The internet changed commerce for every industry. Period.
I think you're right. Consider that we used to have a Wadsworth, a Delmar, a Southwestern and Brookes Cole and PWS. Each of these smaller, niche publishers boasted decades and decades doing what they did best, serving a slice or two of the higher education pie. Each of these imprints were #1 or #2 in their chosen discipline, as of the 1980s.
And then the world changed, and not for the better. Merger mania was in the air and in most industries, not just publishing. Prentice Hall was out there, and they were big. McGraw Hill was also out there, and they were bigger. Both entities were buying up smaller companies, just like what was happening in hotels and entertainment and insurance and funeral homes.
The Thomsons decided for some reason that they wanted in on this publishing business, and they quietly began acquiring the disciplines listed above. Held them for several years, and then decided to squish everything together to become ITP.
Those early days and years were not bad, once their ironed all the kinks out. In fact, they were downright great. The Thomsons wanted to allow these publishing houses to run their own shows, to operate as silos, with the corporation taking over only shared-need functionality: warehousing and logistics, customer service, HR. This allowed the imprints to continue making their "special sauce" but without all the overhead of running the business.
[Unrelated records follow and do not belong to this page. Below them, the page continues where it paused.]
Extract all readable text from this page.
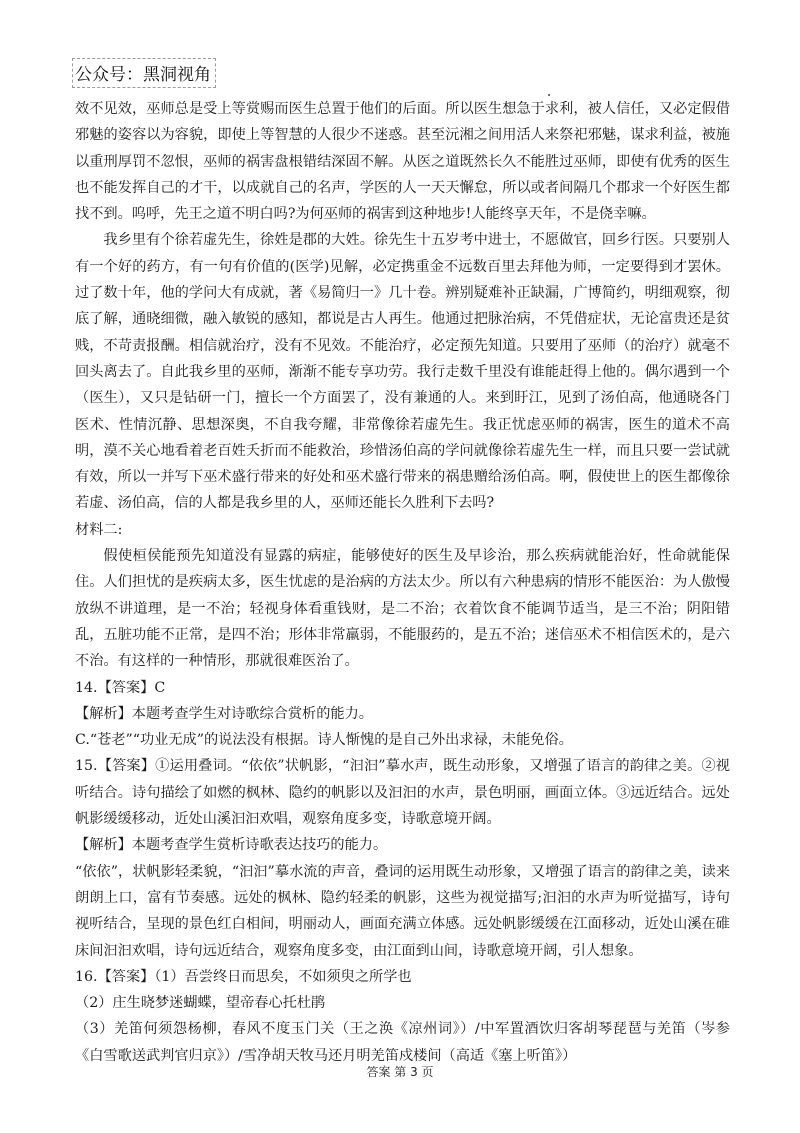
公众号：黑洞视角

效不见效，巫师总是受上等赏赐而医生总置于他们的后面。所以医生想急于求利，被人信任，又必定假借邪魅的姿容以为容貌，即使上等智慧的人很少不迷惑。甚至沅湘之间用活人来祭祀邪魅，谋求利益，被施以重刑厚罚不忽恨，巫师的祸害盘根错结深固不解。从医之道既然长久不能胜过巫师，即使有优秀的医生也不能发挥自己的才干，以成就自己的名声，学医的人一天天懈怠，所以或者间隔几个郡求一个好医生都找不到。呜呼，先王之道不明白吗?为何巫师的祸害到这种地步!人能终享天年，不是侥幸嘛。

我乡里有个徐若虚先生，徐姓是郡的大姓。徐先生十五岁考中进士，不愿做官，回乡行医。只要别人有一个好的药方，有一句有价值的(医学)见解，必定携重金不远数百里去拜他为师，一定要得到才罢休。过了数十年，他的学问大有成就，著《易简归一》几十卷。辨别疑难补正缺漏，广博简约，明细观察，彻底了解，通晓细微，融入敏锐的感知，都说是古人再生。他通过把脉治病，不凭借症状，无论富贵还是贫贱，不苛责报酬。相信就治疗，没有不见效。不能治疗，必定预先知道。只要用了巫师（的治疗）就毫不回头离去了。自此我乡里的巫师，渐渐不能专享功劳。我行走数千里没有谁能赶得上他的。偶尔遇到一个（医生），又只是钻研一门，擅长一个方面罢了，没有兼通的人。来到盱江，见到了汤伯高，他通晓各门医术、性情沉静、思想深奥，不自我夸耀，非常像徐若虚先生。我正忧虑巫师的祸害，医生的道术不高明，漠不关心地看着老百姓夭折而不能救治，珍惜汤伯高的学问就像徐若虚先生一样，而且只要一尝试就有效，所以一并写下巫术盛行带来的好处和巫术盛行带来的祸患赠给汤伯高。啊，假使世上的医生都像徐若虚、汤伯高，信的人都是我乡里的人，巫师还能长久胜利下去吗?

材料二:

假使桓侯能预先知道没有显露的病症，能够使好的医生及早诊治，那么疾病就能治好，性命就能保住。人们担忧的是疾病太多，医生忧虑的是治病的方法太少。所以有六种患病的情形不能医治：为人傲慢放纵不讲道理，是一不治；轻视身体看重钱财，是二不治；衣着饮食不能调节适当，是三不治；阴阳错乱，五脏功能不正常，是四不治；形体非常羸弱，不能服药的，是五不治；迷信巫术不相信医术的，是六不治。有这样的一种情形，那就很难医治了。

14.【答案】C

【解析】本题考查学生对诗歌综合赏析的能力。

C.“苍老”“功业无成”的说法没有根据。诗人惭愧的是自己外出求禄，未能免俗。

15.【答案】①运用叠词。“依依”状帆影，“汩汩”摹水声，既生动形象，又增强了语言的韵律之美。②视听结合。诗句描绘了如燃的枫林、隐约的帆影以及汩汩的水声，景色明丽，画面立体。③远近结合。远处帆影缓缓移动，近处山溪汩汩欢唱，观察角度多变，诗歌意境开阔。

【解析】本题考查学生赏析诗歌表达技巧的能力。

“依依”，状帆影轻柔貌，“汩汩”摹水流的声音，叠词的运用既生动形象，又增强了语言的韵律之美，读来朗朗上口，富有节奏感。远处的枫林、隐约轻柔的帆影，这些为视觉描写;汩汩的水声为听觉描写，诗句视听结合，呈现的景色红白相间，明丽动人，画面充满立体感。远处帆影缓缓在江面移动，近处山溪在碓床间汩汩欢唱，诗句远近结合，观察角度多变，由江面到山间，诗歌意境开阔，引人想象。

16.【答案】（1）吾尝终日而思矣，不如须臾之所学也

（2）庄生晓梦迷蝴蝶，望帝春心托杜鹃

（3）羌笛何须怨杨柳，春风不度玉门关（王之涣《凉州词》）/中军置酒饮归客胡琴琵琶与羌笛（岑参《白雪歌送武判官归京》）/雪净胡天牧马还月明羌笛戍楼间（高适《塞上听笛》）

答案 第 3 页
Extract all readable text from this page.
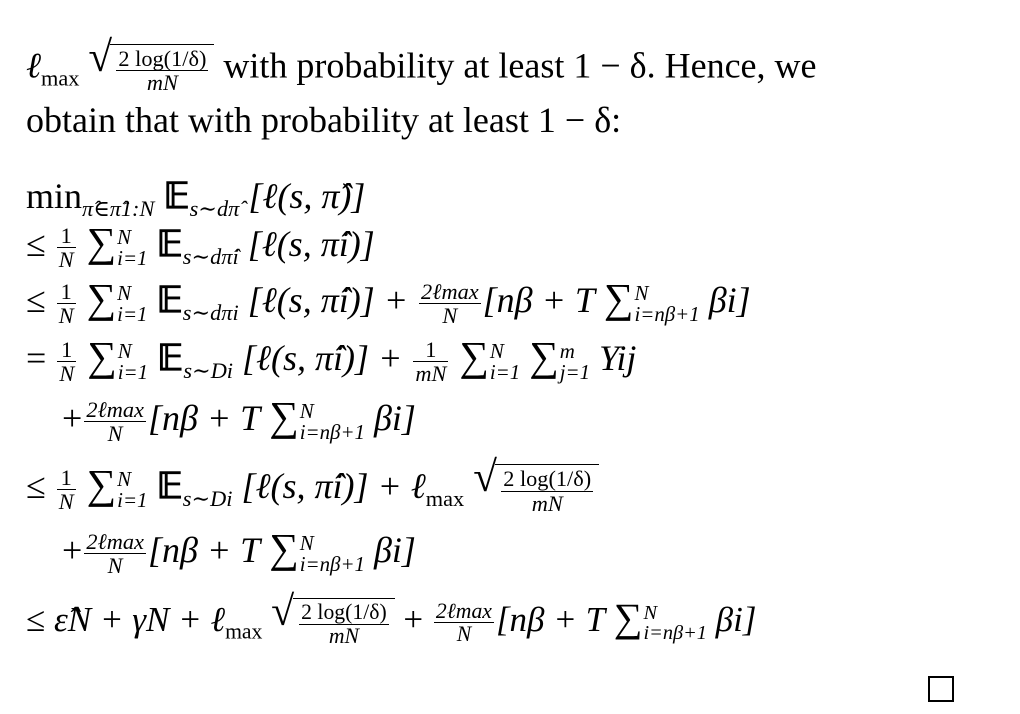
ℓ$_{max}$ √ $\frac{2 \log(1/\delta)}{mN}$ with probability at least 1 − δ. Hence, we
obtain that with probability at least 1 − δ:
$\min_{\pî\in\pî1:N}$ 𝔼$_{s\sim d\pî}$ [ℓ(s, π̂)]
≤ $\frac{1}{N}$ ∑ N
i=1 𝔼$_{s\sim d\pîi}$ [ℓ(s, π̂i)]
≤ $\frac{1}{N}$ ∑ N
i=1 𝔼$_{s\sim d\pi i}$ [ℓ(s, π̂i)] + $\frac{\text{2ℓmax}}{N} [n\beta + T$ ∑ N
i=nβ+1 βi]
= $\frac{1}{N}$ ∑ N
i=1 𝔼$_{s\sim Di}$ [ℓ(s, π̂i)] + $\frac{1}{mN}$ ∑ N
i=1 ∑ m
j=1 Yij
+ $\frac{\text{2ℓmax}}{N} [n\beta + T$ ∑ N
i=nβ+1 βi]
≤ $\frac{1}{N}$ ∑ N
i=1 𝔼$_{s\sim Di}$ [ℓ(s, π̂i)] + ℓ$_{max}$ √ $\frac{2 \log(1/\delta)}{mN}$
+ $\frac{\text{2ℓmax}}{N} [n\beta + T$ ∑ N
i=nβ+1 βi]
≤ ε̂N + γN + ℓ$_{max}$ √ $\frac{2 \log(1/\delta)}{mN} + \frac{\text{2ℓmax}}{N} [n\beta + T$ ∑ N
i=nβ+1 βi]
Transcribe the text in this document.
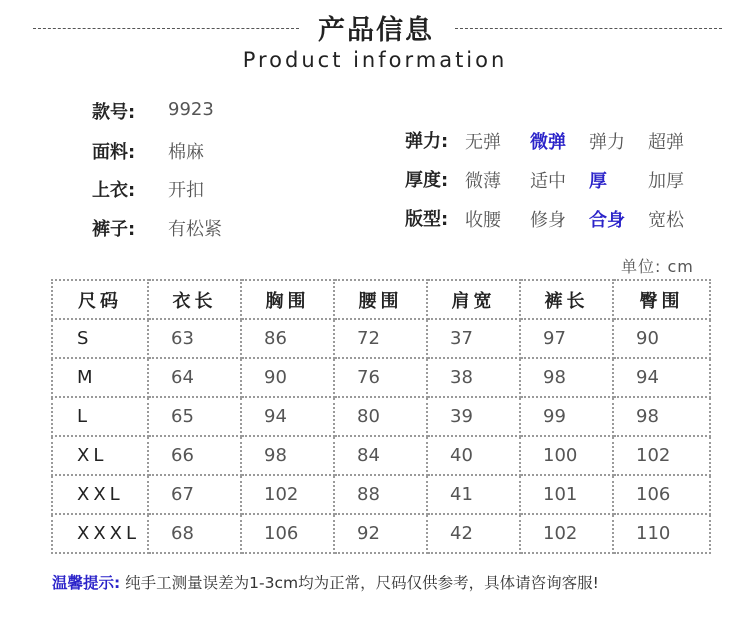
产品信息
Product information
款号: 9923
面料: 棉麻
上衣: 开扣
裤子: 有松紧
弹力: 无弹 微弹 弹力 超弹
厚度: 微薄 适中 厚 加厚
版型: 收腰 修身 合身 宽松
单位: cm
尺码	衣长	胸围	腰围	肩宽	裤长	臀围
S	63	86	72	37	97	90
M	64	90	76	38	98	94
L	65	94	80	39	99	98
XL	66	98	84	40	100	102
XXL	67	102	88	41	101	106
XXXL	68	106	92	42	102	110
温馨提示: 纯手工测量误差为1-3cm均为正常，尺码仅供参考，具体请咨询客服!
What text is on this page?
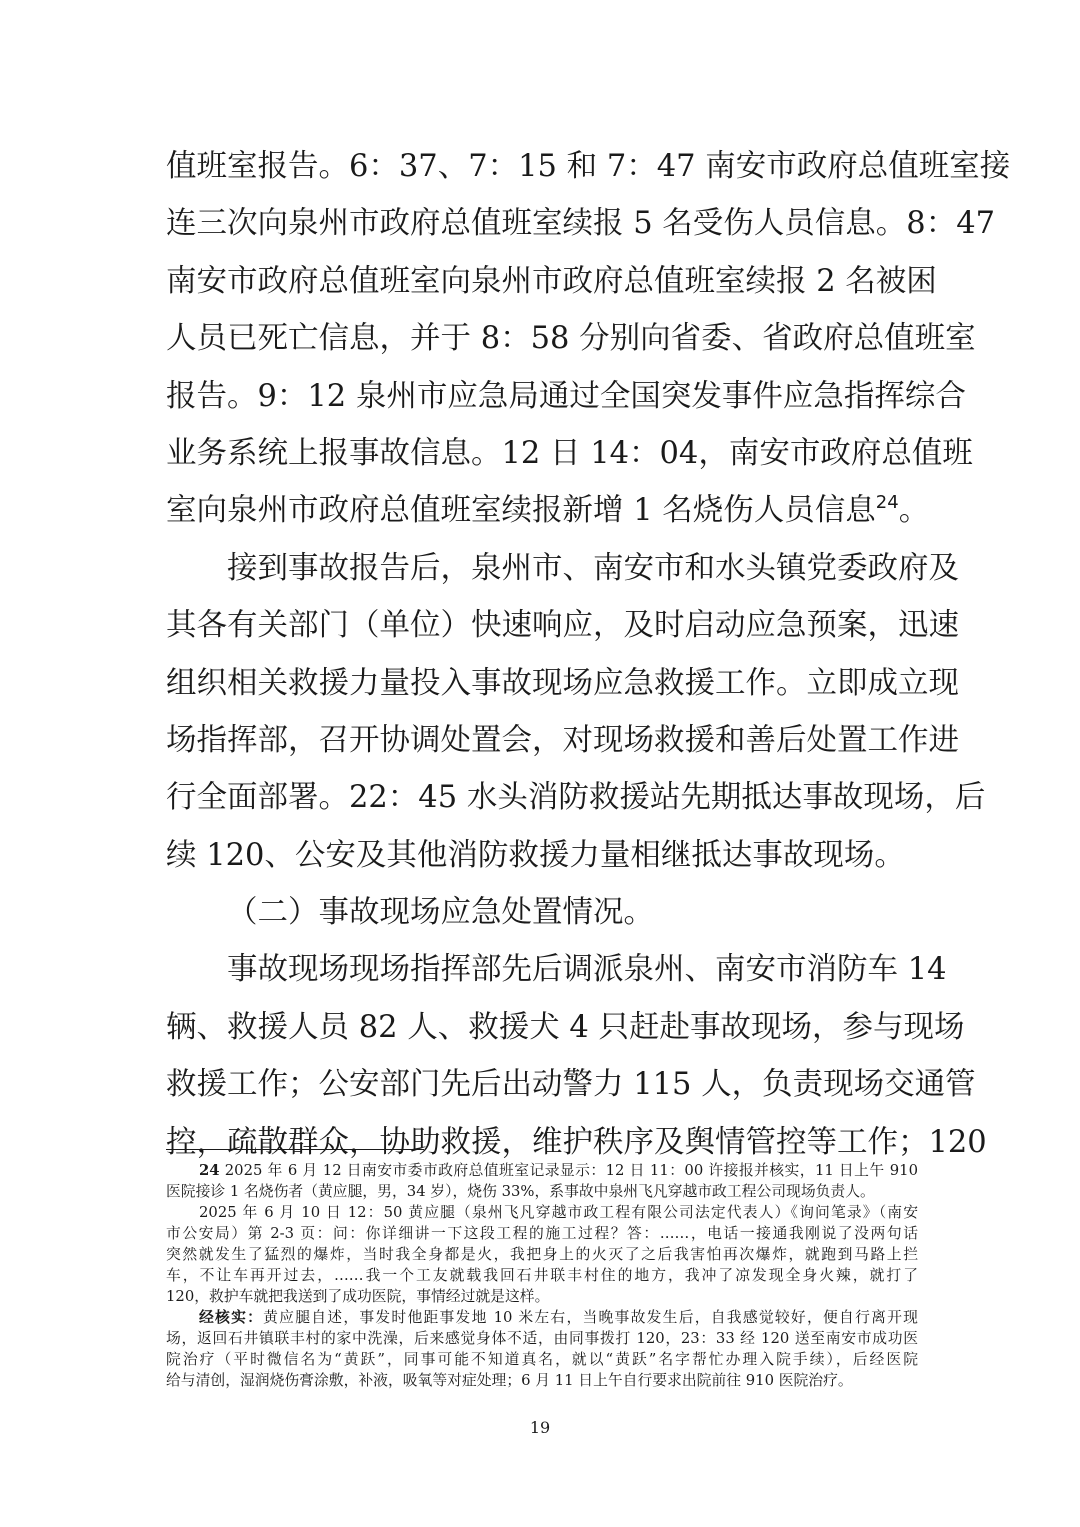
值班室报告。6：37、7：15 和 7：47 南安市政府总值班室接
连三次向泉州市政府总值班室续报 5 名受伤人员信息。8：47
南安市政府总值班室向泉州市政府总值班室续报 2 名被困
人员已死亡信息，并于 8：58 分别向省委、省政府总值班室
报告。9：12 泉州市应急局通过全国突发事件应急指挥综合
业务系统上报事故信息。12 日 14：04，南安市政府总值班
室向泉州市政府总值班室续报新增 1 名烧伤人员信息$^{24}$。
接到事故报告后，泉州市、南安市和水头镇党委政府及
其各有关部门（单位）快速响应，及时启动应急预案，迅速
组织相关救援力量投入事故现场应急救援工作。立即成立现
场指挥部，召开协调处置会，对现场救援和善后处置工作进
行全面部署。22：45 水头消防救援站先期抵达事故现场，后
续 120、公安及其他消防救援力量相继抵达事故现场。
（二）事故现场应急处置情况。
事故现场现场指挥部先后调派泉州、南安市消防车 14
辆、救援人员 82 人、救援犬 4 只赶赴事故现场，参与现场
救援工作；公安部门先后出动警力 115 人，负责现场交通管
控，疏散群众，协助救援，维护秩序及舆情管控等工作；120
24 2025 年 6 月 12 日南安市委市政府总值班室记录显示：12 日 11：00 许接报并核实，11 日上午 910
医院接诊 1 名烧伤者（黄应腿，男，34 岁），烧伤 33%，系事故中泉州飞凡穿越市政工程公司现场负责人。
2025 年 6 月 10 日 12：50 黄应腿（泉州飞凡穿越市政工程有限公司法定代表人）《询问笔录》（南安
市公安局）第 2-3 页：问：你详细讲一下这段工程的施工过程？答：……，电话一接通我刚说了没两句话
突然就发生了猛烈的爆炸，当时我全身都是火，我把身上的火灭了之后我害怕再次爆炸，就跑到马路上拦
车，不让车再开过去，……我一个工友就载我回石井联丰村住的地方，我冲了凉发现全身火辣，就打了
120，救护车就把我送到了成功医院，事情经过就是这样。
经核实：黄应腿自述，事发时他距事发地 10 米左右，当晚事故发生后，自我感觉较好，便自行离开现
场，返回石井镇联丰村的家中洗澡，后来感觉身体不适，由同事拨打 120，23：33 经 120 送至南安市成功医
院治疗（平时微信名为“黄跃”，同事可能不知道真名，就以“黄跃”名字帮忙办理入院手续），后经医院
给与清创，湿润烧伤膏涂敷，补液，吸氧等对症处理；6 月 11 日上午自行要求出院前往 910 医院治疗。
19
And it worked, quite well.
And then time went on and the squish fist began to squeeze harder and investors greedier and the whole thing fell into a downward spiral that led to the private equity bucket. And there is no real escaping that. Merger is looking like a pipe dream at this point but that step is only delaying the inevitable collapse of this organization. There is just far, far too much debt attached to the place, they cannot ever hope to become solvent again. Rather, there will likely be a true bankruptcy which involves selling the place apart, piece by piece.
Which leads us, full circle back to the idea of smaller niche publishers dominating the field. This is already happening right now, where we see the big three teetering and shrinking while the rest of the field is occupied by these small niche publishers who all do what they do very well and who seem to be doing quite well for themselves.
Imagine seeing the return of a Southwestern, a Delmar, etc. etc. operating as smaller, independently-owned publishing houses out there. It could happen again. In fact, it probably will.